The advantages of miniaturized systems and the laminar flow regime that is present in microfluidic channels have opened a new range of applications in which the use of multiple streams with different reagents is exploited. However, further development of these microdevices needs deeper understanding on the phenomena involved in order to efficiently design such microsystems. In this work, we report the analysis of the solute mass transport performance in Y-Y-shaped microchannels as a function of the coupled influence of both the flow patterns and mass transport kinetics. With this objective, the influence of the following operation variables has been analyzed, the ratio between the residence and diffusion times (γ) and the volumetric ratio between the fluid phases (α), that was determined for three different geometric configurations. The performance of the devices was presented as the solute separation factor in the donor fluid and the concentration factor in the receiving phase. Results showed that the ratio α greatly impacts the solute concentration value reported in both phases for the same γ value, which in turn influences the solute mass flow at the channel outlets. Both the flow patterns and the concentration gradients developed inside the systems were numerically studied by using Computational Fluid Dynamics (CFD) techniques and experimentally analyzed by fluorescence microscopy with fluorescein employed as model solute. This study represents a thorough analysis of the phenomena that determine the performance of the separation of solutes between homogeneous flowing fluids in microdevices where the fluid dynamics are coupled with mass transfer phenomena and facilitates its extension to the general case where separation is enhanced by chemical reactions.

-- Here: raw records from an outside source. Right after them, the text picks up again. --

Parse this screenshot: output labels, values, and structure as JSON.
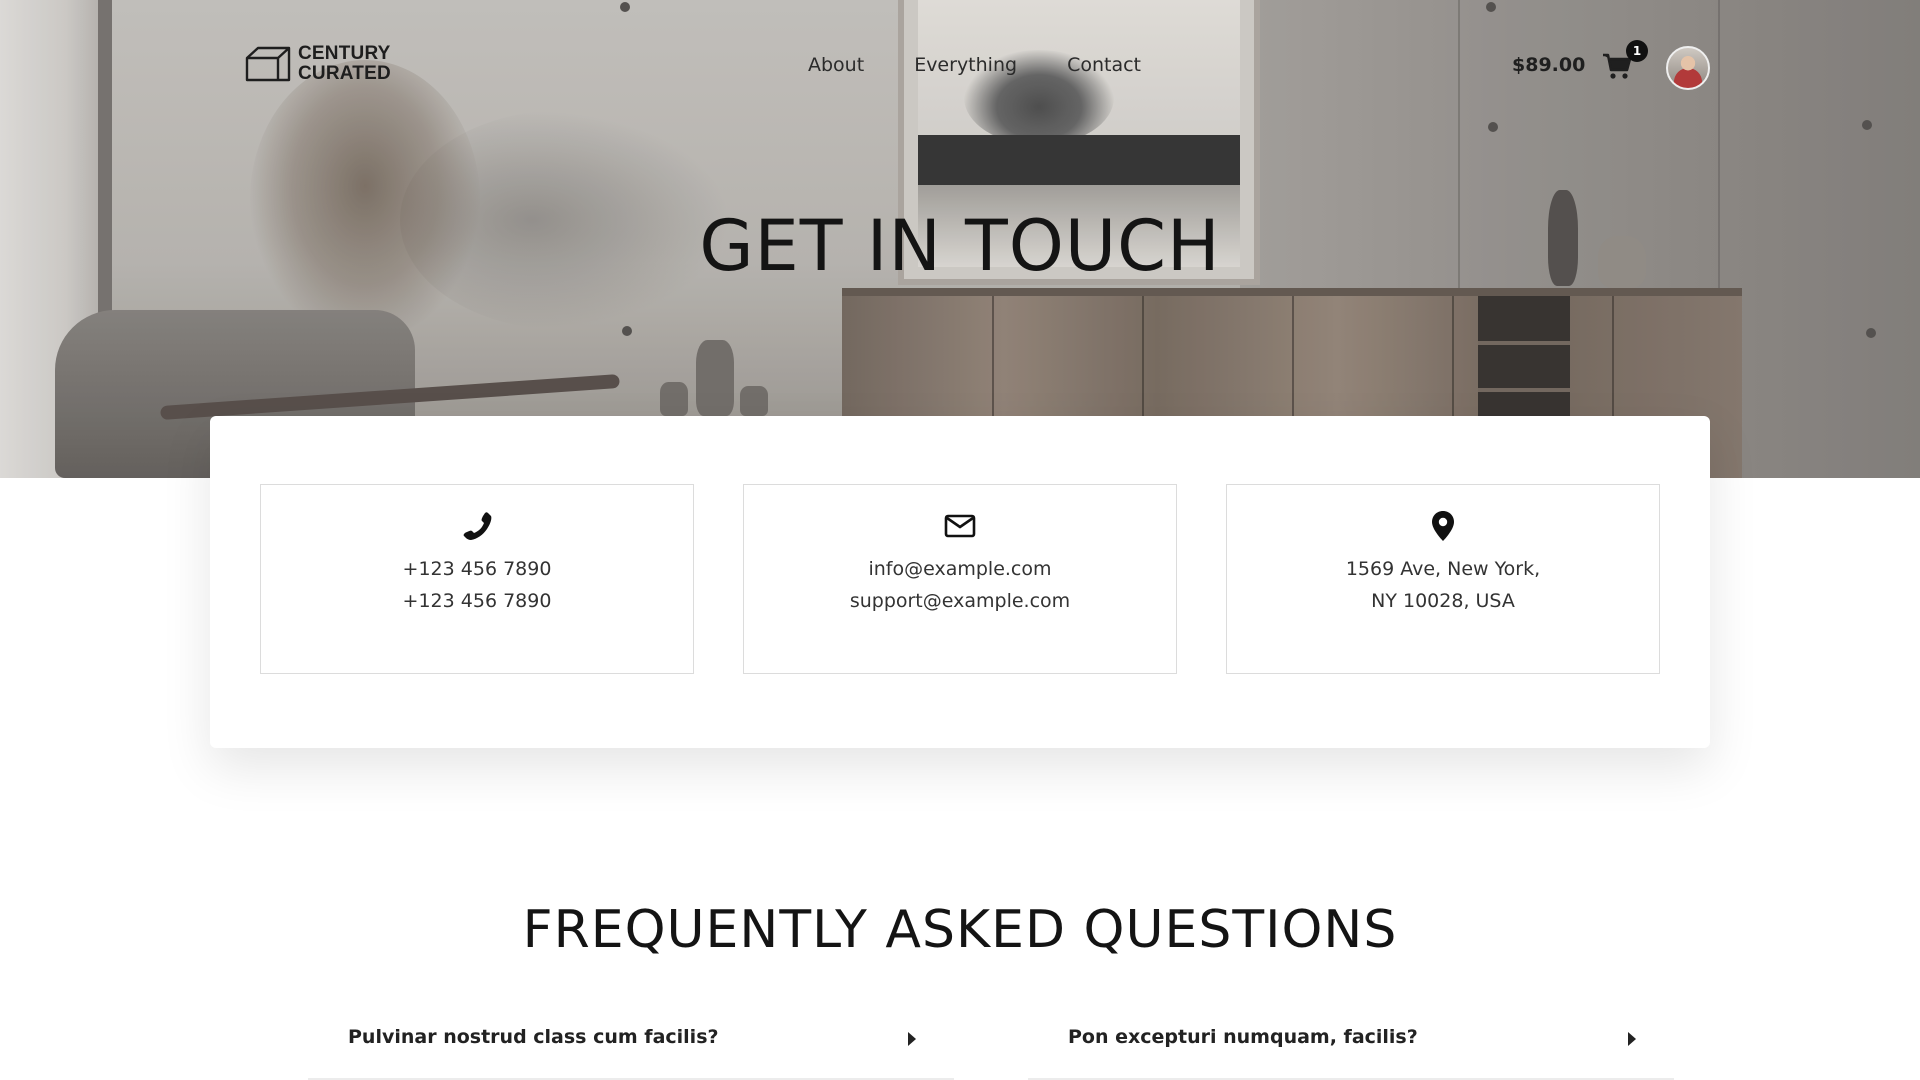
{
  "brand": {
    "line1": "CENTURY",
    "line2": "CURATED"
  },
  "nav": {
    "items": [
      "About",
      "Everything",
      "Contact"
    ]
  },
  "cart": {
    "total": "$89.00",
    "count": "1"
  },
  "hero": {
    "title": "GET IN TOUCH"
  },
  "contact": {
    "phone": {
      "icon": "phone-icon",
      "lines": [
        "+123 456 7890",
        "+123 456 7890"
      ]
    },
    "email": {
      "icon": "envelope-icon",
      "lines": [
        "info@example.com",
        "support@example.com"
      ]
    },
    "address": {
      "icon": "map-pin-icon",
      "lines": [
        "1569 Ave, New York,",
        "NY 10028, USA"
      ]
    }
  },
  "faq": {
    "title": "FREQUENTLY ASKED QUESTIONS",
    "items": [
      {
        "question": "Pulvinar nostrud class cum facilis?"
      },
      {
        "question": "Pon excepturi numquam, facilis?"
      }
    ]
  }
}
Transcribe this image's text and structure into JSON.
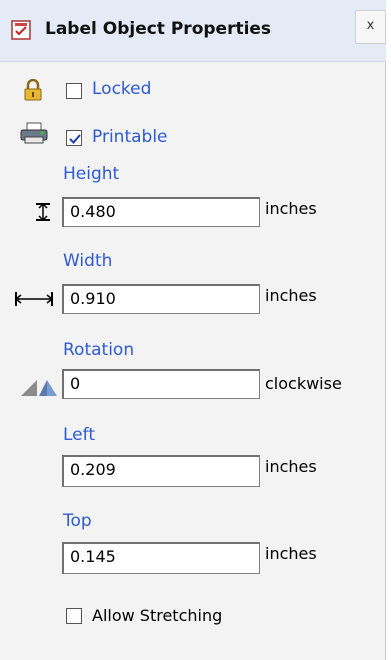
{
  "panel": {
    "title": "Label Object Properties",
    "close_label": "x"
  },
  "locked": {
    "label": "Locked",
    "checked": false
  },
  "printable": {
    "label": "Printable",
    "checked": true
  },
  "height": {
    "label": "Height",
    "value": "0.480",
    "unit": "inches"
  },
  "width": {
    "label": "Width",
    "value": "0.910",
    "unit": "inches"
  },
  "rotation": {
    "label": "Rotation",
    "value": "0",
    "unit": "clockwise"
  },
  "left": {
    "label": "Left",
    "value": "0.209",
    "unit": "inches"
  },
  "top": {
    "label": "Top",
    "value": "0.145",
    "unit": "inches"
  },
  "allow_stretching": {
    "label": "Allow Stretching",
    "checked": false
  },
  "colors": {
    "label_blue": "#2d5bd3",
    "titlebar": "#e4ebf6",
    "panel_bg": "#f3f3f3"
  }
}
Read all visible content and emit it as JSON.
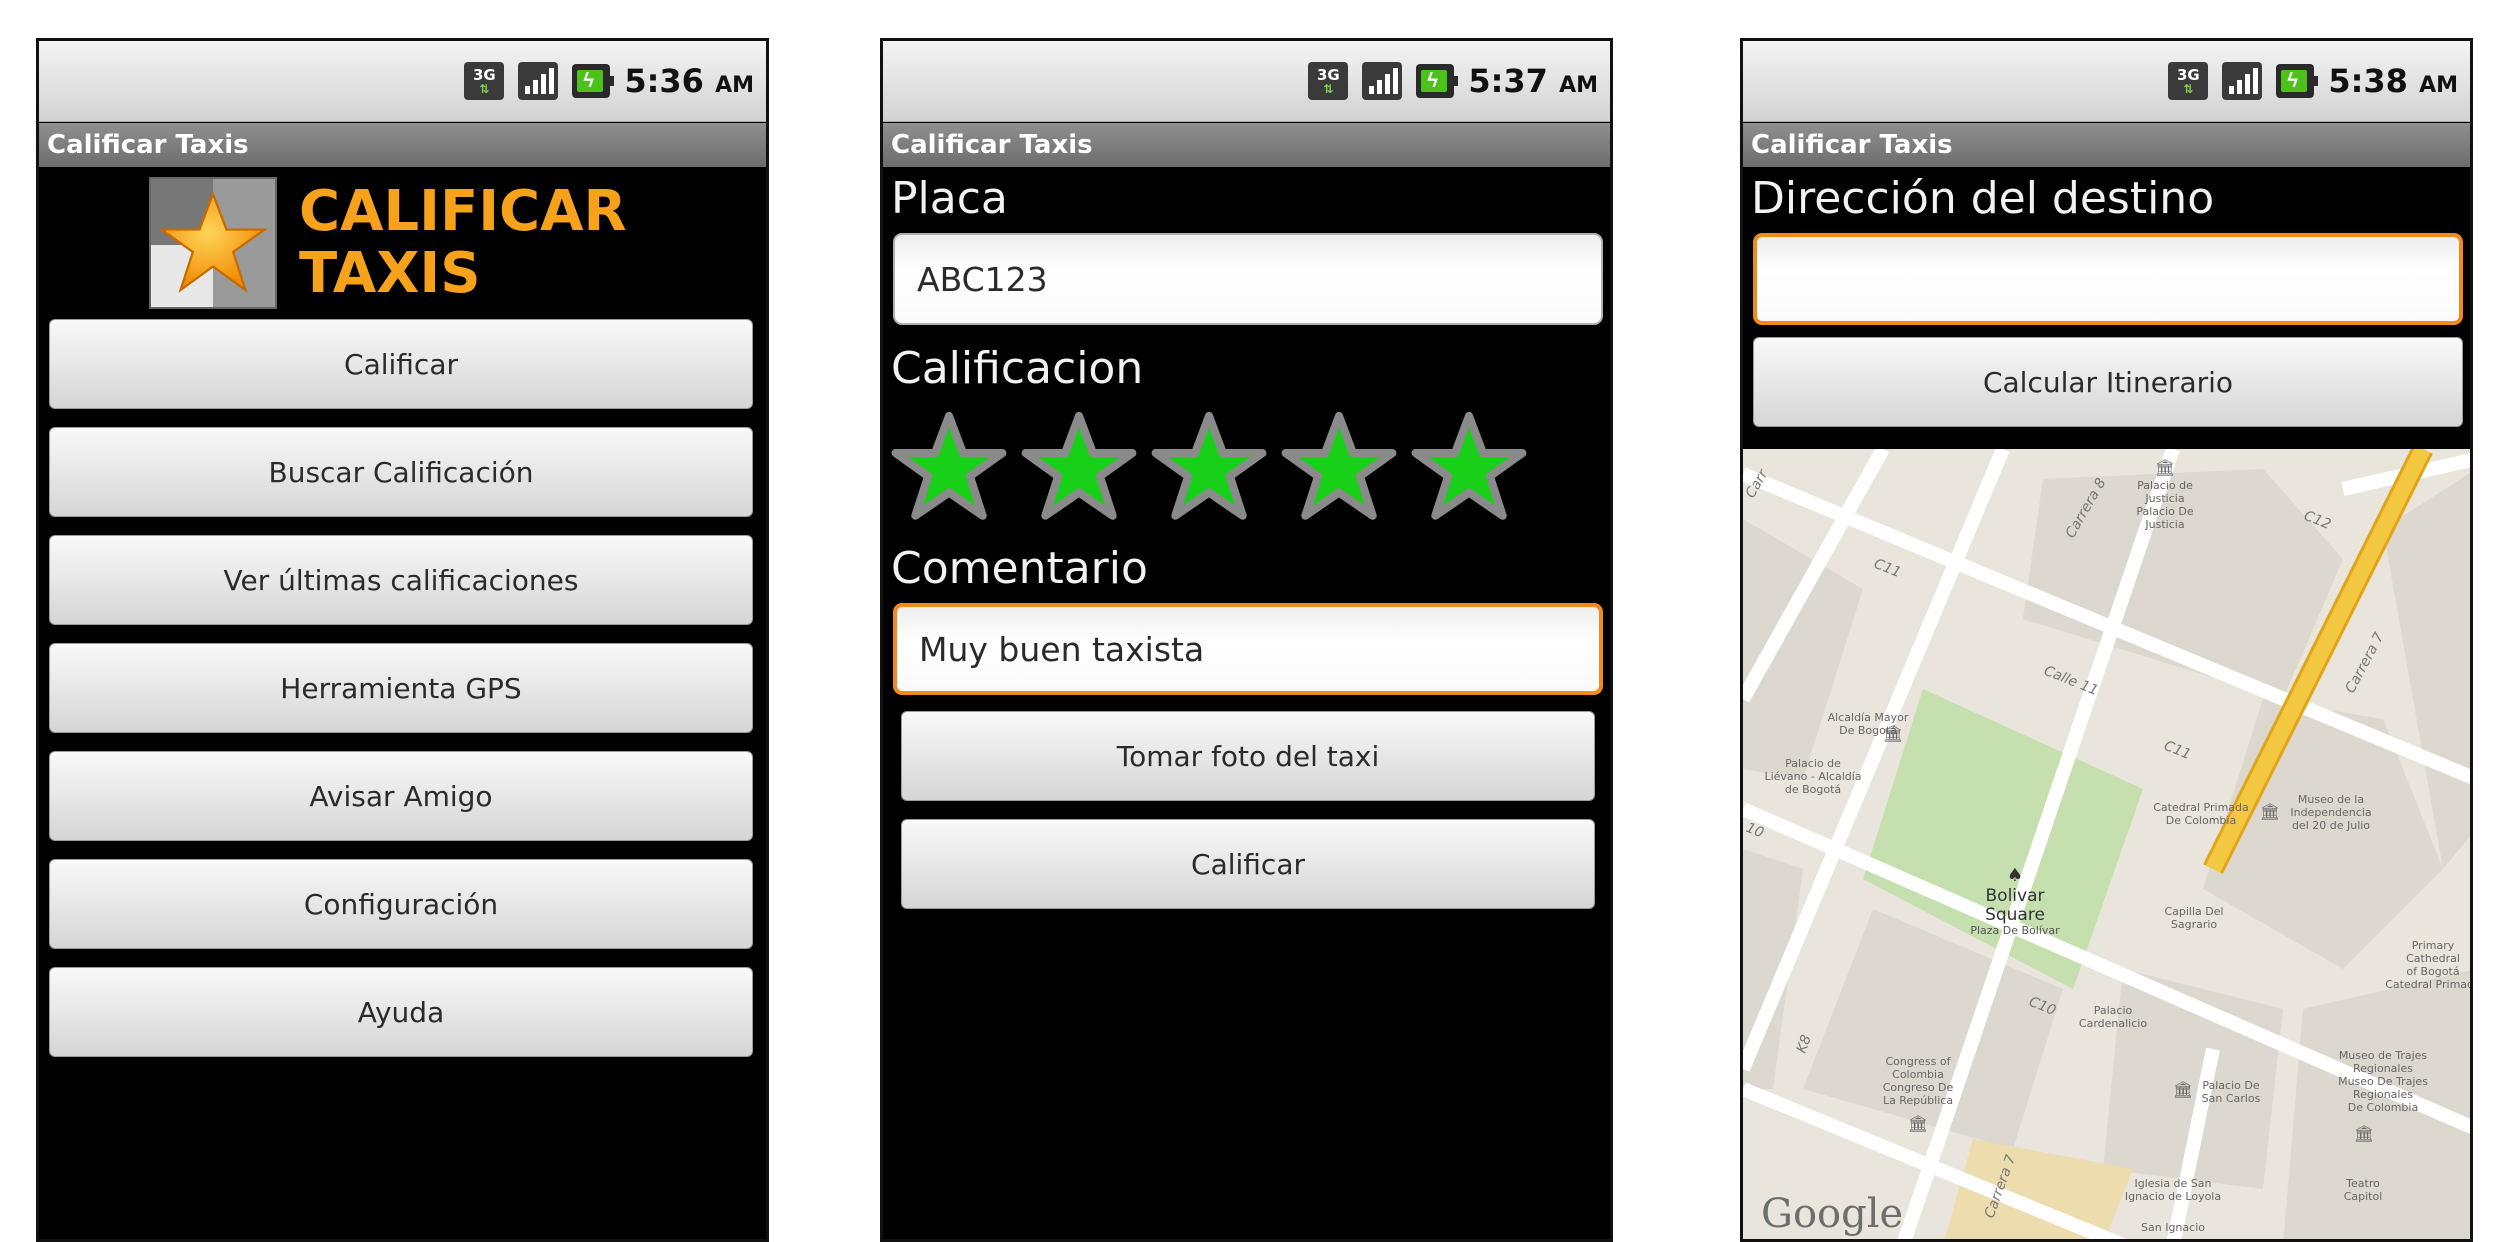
{
  "screens": [
    {
      "status": {
        "time": "5:36",
        "ampm": "AM",
        "network": "3G"
      },
      "title": "Calificar Taxis",
      "logo": {
        "line1": "CALIFICAR",
        "line2": "TAXIS"
      },
      "menu": [
        "Calificar",
        "Buscar Calificación",
        "Ver últimas calificaciones",
        "Herramienta GPS",
        "Avisar Amigo",
        "Configuración",
        "Ayuda"
      ]
    },
    {
      "status": {
        "time": "5:37",
        "ampm": "AM",
        "network": "3G"
      },
      "title": "Calificar Taxis",
      "placa_label": "Placa",
      "placa_value": "ABC123",
      "calificacion_label": "Calificacion",
      "rating": 5,
      "comentario_label": "Comentario",
      "comentario_value": "Muy buen taxista",
      "photo_button": "Tomar foto del taxi",
      "submit_button": "Calificar"
    },
    {
      "status": {
        "time": "5:38",
        "ampm": "AM",
        "network": "3G"
      },
      "title": "Calificar Taxis",
      "destino_label": "Dirección del destino",
      "destino_value": "",
      "calc_button": "Calcular Itinerario",
      "map": {
        "attribution": "Google",
        "labels": {
          "palacio_justicia": "Palacio de",
          "palacio_justicia2": "Justicia",
          "palacio_justicia3": "Palacio De",
          "palacio_justicia4": "Justicia",
          "carrera8": "Carrera 8",
          "c12": "C12",
          "c11": "C11",
          "carrera7": "Carrera 7",
          "calle11": "Calle 11",
          "c11b": "C11",
          "alcaldia": "Alcaldía Mayor",
          "alcaldia2": "De Bogotá",
          "lievano": "Palacio de",
          "lievano2": "Liévano - Alcaldía",
          "lievano3": "de Bogotá",
          "catedral": "Catedral Primada",
          "catedral2": "De Colombia",
          "museo_ind": "Museo de la",
          "museo_ind2": "Independencia",
          "museo_ind3": "del 20 de Julio",
          "c10": "10",
          "bolivar": "Bolivar",
          "bolivar2": "Square",
          "bolivar3": "Plaza De Bolívar",
          "capilla": "Capilla Del",
          "capilla2": "Sagrario",
          "primary": "Primary",
          "primary2": "Cathedral",
          "primary3": "of Bogotá",
          "primary4": "Catedral Primada",
          "c10b": "C10",
          "palacio_card": "Palacio",
          "palacio_card2": "Cardenalicio",
          "k8": "K8",
          "congress": "Congress of",
          "congress2": "Colombia",
          "congress3": "Congreso De",
          "congress4": "La República",
          "palacio_sc": "Palacio De",
          "palacio_sc2": "San Carlos",
          "museo_trajes": "Museo de Trajes",
          "museo_trajes2": "Regionales",
          "museo_trajes3": "Museo De Trajes",
          "museo_trajes4": "Regionales",
          "museo_trajes5": "De Colombia",
          "carrera7b": "Carrera 7",
          "iglesia": "Iglesia de San",
          "iglesia2": "Ignacio de Loyola",
          "teatro": "Teatro",
          "teatro2": "Capitol",
          "san_ignacio": "San Ignacio",
          "carr_top": "Carr"
        }
      }
    }
  ],
  "colors": {
    "focus": "#f08a1b",
    "star_fill": "#19d019",
    "logo_text": "#f7a21b"
  }
}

微型化系统的优势和微流控通道中存在的层流态势开辟了新的应用范围，其中利用了多种使用不同试剂的物流。但是，这些微型设备的进一步开发需要对所涉及的现象有更深入的了解，以便有效地设计此类微型系统。在这项工作中，我们报告了YY形微通道中溶质的传质性能分析，该分析是流型和传质动力学的耦合影响的函数。为此目的，分析了以下操作变量的影响：停留时间和扩散时间之间的比率（γ）和流体相之间的体积比率（α），这是针对三种不同的几何构型确定的。装置的性能表示为供体流体中的溶质分离因子，而接收阶段则为浓度因子。结果表明，对于相同的γ值，比率α会极大影响两相中报告的溶质浓度值，进而影响通道出口处的溶质质量流量。使用计算流体动力学（CFD）技术对系统内部形成的流动模式和浓度梯度进行了数值研究，并使用荧光素作为模型溶质，通过荧光显微镜进行了实验分析。